Alsof je op een bulldozer zat

Toen Jan Wolfs in 1978 in het Concertgebouworkest werd aangesteld, had hij al vanaf 1976 tournees van het orkest meegemaakt. Hij kwam in de plaats van Jan Reuling en was de jongste van de groep. Zijn collega’s waren Henk Guldemond en Tonny de Gruyter aan de eerste lessenaar, Cees van der Poel, Frits Schutter, Folkert Rosing, Guibert Vrijens, Ruud Bastiaanse en Fred Nijenhuis. Het instrumentenbestand van het Concertgebouworkest bestond voor een groot deel nog uit de grote vijfsnarige Otto-bassen, waarvan er omstreeks 1900 op aanwijzing van Mengelberg zes voor het Concertgebouworkest waren gebouwd door de gebroeders Louis en Wilhelm Otto in Düsseldorf.

‘Mengelberg wilde voor de grote symfonische werken waarin hij excelleerde (Tsjaikovsky, Richard Strauss en Mahler) een donkerbruine (oud koper) klank, van de basgroep horen,’ aldus Jan. ‘Je kreeg in die tijd het instrument van degene die wegging, in mijn geval Jan Reuling, en dat was ‘n Otto. Dat was wennen. In het begin was het alsof je op een bulldozer zat in vergelijking met je eigen instrument. Later heb ik van Folkert nog een heel mooie bas gekocht. In de jaren zeventig zag hij bij een uitdragerij, Miep van ’t Vinkske in de Vinkenstraat in Maastricht, een bas staan, met een paar stokken erbij. Na wat afdingen nam hij voor 400 gulden de hele handel mee. Hij had al gezien, dat een van die stokken heel mooi was en op zichzelf al veel meer waard. Hij heeft de bas naar vioolbouwer Bouman in Den Haag gebracht en op grond van houtonderzoek stelde deze vast dat hij rond 1680 gebouwd was, dus vóór de Italiaanse tijd. Het was volgens Bouman een Belgisch instrument met een prachtig achterblad. Hij heeft de bas toen totaal gerestaureerd.’

Het valt me op met hoeveel liefde bassisten kunnen vertellen over hun grote instrumenten, die zelden op de voorgrond treden, maar wel het fundament vormen van de muzikale klankpaleizen die het Concertgebouworkest zijn publiek voortovert.
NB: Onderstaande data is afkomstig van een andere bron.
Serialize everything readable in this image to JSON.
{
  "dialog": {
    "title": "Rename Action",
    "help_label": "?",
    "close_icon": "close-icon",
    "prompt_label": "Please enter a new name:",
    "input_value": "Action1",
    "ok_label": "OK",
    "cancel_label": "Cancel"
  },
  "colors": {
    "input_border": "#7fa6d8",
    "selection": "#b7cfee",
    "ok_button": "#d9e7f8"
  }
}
Inmiddels speelt Jan in het orkest niet langer op een Otto-bas.

‘Het orkest had nog een Lefebvre, een 18de-eeuws in Nederland gebouwd instrument, dat Henk Guldemond ooit voor het orkest had gekocht. De Otto’s werden toen bespeeld door Tonny de Gruyter, Fred Nijenhuis, Guibert Vrijens, Frits Schutter en mij. Een van de slechtere Otto’s, want er is ’n tijd geweest dat bassisten zelf hun bas repareerden met alle gevolgen van dien, is ’n paar jaar geleden uitgeloofd als prijs in een loterij van de Donateurs. Deze instrumenten worden nog weinig gebruikt want de musici van nu zijn meer gericht op helderheid en men is niet zo gecharmeerd van dat donkerbruine; er zit te weinig kern in en daardoor weinig boventonen. Ik vind het jammer, maar ik begrijp het wel. Dankzij de Donateurs hebben we er nu onder andere enkele Engelse en Italiaanse instrumenten bij gekregen, die helder klinken en ook lichter te bespelen zijn. Mijn Lefebvre heeft vier snaren. Het is soms een beetje lastig met composities die erg laag liggen zoals bijvoorbeeld het Concert voor de linkerhand van Ravel. Dan is het handig als je nog een vijfsnarige bas hebt staan, om daarop terug te grijpen. Het beleid is dan ook om enkele goede Otto’s te houden. Ook handig als ’n instrument in reparatie is.'

’‘The Greatest Orchestra in the World’

Jan is actief in het Verenigingsbestuur en maakt in die kwaliteit nu deel uit van het Stichtingsbestuur; daarnaast is hij, via de instrumentencommissie, ook lid van het Donateursbestuur. Hij heeft belangrijke ontwikkelingen in de geschiedenis van het orkest meegemaakt.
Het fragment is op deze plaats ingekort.